Non aveva tempo di uccidere Roger Canney, e comunque questo avrebbe sollevato altri sospetti sul perché il campione di football del liceo dovesse morire. Non aveva altra scelta se non lasciare che il colloquio avesse luogo, analizzare quali informazioni aveva fatto emergere e studiare la linea di intervento adatta. Era una fortuna che avesse avuto la lungimiranza di installare una microspia nella casa di Roger Canney prima di uccidere suo figlio. Tattica. Era tutta una questione di tattica.

Si massaggiò la schiena nel punto in cui si era fatto male durante la colluttazione con Junior Deaver. Non poteva permettersi un altro scontro fisico come quello. Aveva assistito all’esibizione di forza di Michelle Maxwell che spaccava a metà il paletto con una spinta poderosa della gamba, e apparentemente senza sforzo. Era una donna pericolosa. E King, a modo suo, era perfino più pericoloso. Anzi, Sean King era l’unica persona che temeva veramente potesse batterlo. Forse avrebbe dovuto prendere provvedimenti a quel riguardo. E poi forse avrebbe dovuto eliminare anche Michelle Maxwell. Non voleva che quella donna gli desse la caccia, in cerca di vendetta per la morte del suo socio.

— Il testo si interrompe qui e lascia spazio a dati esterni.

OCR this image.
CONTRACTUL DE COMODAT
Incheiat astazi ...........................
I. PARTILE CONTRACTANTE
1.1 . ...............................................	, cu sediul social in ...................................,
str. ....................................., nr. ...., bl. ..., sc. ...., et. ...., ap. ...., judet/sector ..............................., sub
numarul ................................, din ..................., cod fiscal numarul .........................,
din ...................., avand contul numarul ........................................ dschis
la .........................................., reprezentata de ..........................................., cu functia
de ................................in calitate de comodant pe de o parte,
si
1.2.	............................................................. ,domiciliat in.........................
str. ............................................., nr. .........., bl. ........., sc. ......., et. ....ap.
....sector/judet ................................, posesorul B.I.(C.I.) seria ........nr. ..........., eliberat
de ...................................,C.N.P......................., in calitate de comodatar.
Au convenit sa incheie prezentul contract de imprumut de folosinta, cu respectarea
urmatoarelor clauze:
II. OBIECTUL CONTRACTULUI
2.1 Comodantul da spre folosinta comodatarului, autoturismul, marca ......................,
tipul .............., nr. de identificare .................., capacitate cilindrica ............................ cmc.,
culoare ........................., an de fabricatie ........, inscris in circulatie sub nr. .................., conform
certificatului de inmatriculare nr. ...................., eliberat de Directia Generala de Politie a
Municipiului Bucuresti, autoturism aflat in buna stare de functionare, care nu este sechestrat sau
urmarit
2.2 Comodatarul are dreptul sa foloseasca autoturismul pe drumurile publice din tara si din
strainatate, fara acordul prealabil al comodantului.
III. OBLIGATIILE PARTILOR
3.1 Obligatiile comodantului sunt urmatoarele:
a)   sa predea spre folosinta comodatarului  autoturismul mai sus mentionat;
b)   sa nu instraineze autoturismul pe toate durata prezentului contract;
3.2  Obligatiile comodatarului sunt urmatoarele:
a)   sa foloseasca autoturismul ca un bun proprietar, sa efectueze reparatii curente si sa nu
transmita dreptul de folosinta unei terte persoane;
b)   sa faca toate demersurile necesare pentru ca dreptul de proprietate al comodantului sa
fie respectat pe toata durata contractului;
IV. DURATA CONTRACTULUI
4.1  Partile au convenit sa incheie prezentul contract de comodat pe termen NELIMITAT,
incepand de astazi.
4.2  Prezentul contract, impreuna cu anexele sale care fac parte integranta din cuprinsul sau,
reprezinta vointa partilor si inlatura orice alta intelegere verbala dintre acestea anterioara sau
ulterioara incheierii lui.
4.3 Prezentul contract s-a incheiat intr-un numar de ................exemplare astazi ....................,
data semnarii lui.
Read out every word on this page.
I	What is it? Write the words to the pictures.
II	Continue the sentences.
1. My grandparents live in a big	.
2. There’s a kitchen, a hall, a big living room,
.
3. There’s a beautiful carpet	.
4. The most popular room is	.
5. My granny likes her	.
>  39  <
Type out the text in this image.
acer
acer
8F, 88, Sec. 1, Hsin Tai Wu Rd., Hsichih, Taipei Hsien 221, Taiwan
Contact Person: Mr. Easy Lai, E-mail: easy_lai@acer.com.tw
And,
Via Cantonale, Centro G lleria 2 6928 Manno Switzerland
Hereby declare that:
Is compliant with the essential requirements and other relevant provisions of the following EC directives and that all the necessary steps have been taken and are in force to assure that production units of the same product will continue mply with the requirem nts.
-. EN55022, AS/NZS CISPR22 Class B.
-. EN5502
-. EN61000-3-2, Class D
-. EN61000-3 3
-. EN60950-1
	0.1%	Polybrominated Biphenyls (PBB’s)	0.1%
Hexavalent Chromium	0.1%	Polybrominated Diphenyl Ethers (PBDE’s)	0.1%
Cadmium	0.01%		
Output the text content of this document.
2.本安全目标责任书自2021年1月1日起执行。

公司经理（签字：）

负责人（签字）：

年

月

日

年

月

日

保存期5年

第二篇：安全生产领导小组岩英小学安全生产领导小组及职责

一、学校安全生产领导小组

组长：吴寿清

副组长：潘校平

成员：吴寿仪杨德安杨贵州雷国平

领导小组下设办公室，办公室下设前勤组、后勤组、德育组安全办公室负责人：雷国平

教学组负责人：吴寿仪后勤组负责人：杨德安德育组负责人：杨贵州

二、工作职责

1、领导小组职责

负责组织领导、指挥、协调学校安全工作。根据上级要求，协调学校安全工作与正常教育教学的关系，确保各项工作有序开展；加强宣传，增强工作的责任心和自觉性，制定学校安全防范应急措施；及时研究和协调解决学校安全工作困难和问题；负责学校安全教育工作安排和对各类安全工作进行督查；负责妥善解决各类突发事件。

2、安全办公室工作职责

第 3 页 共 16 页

Quando l’auto davanti alla sua imboccò un lungo viale d’accesso diretta a un’imponente casa di mattoni in stile coloniale, svoltò in una via secondaria, parcheggiò il camioncino e si calò sugli orecchi un paio di auricolari che fino a quel momento erano rimasti nascosti sotto il cappello da cowboy. Armeggiò con una ricetrasmittente sistemata sul sedile anteriore, trovò la frequenza giusta del trasmettitore nascosto in casa Canney, si appoggiò comodamente allo schienale del sedile e aspettò che iniziasse lo spettacolo.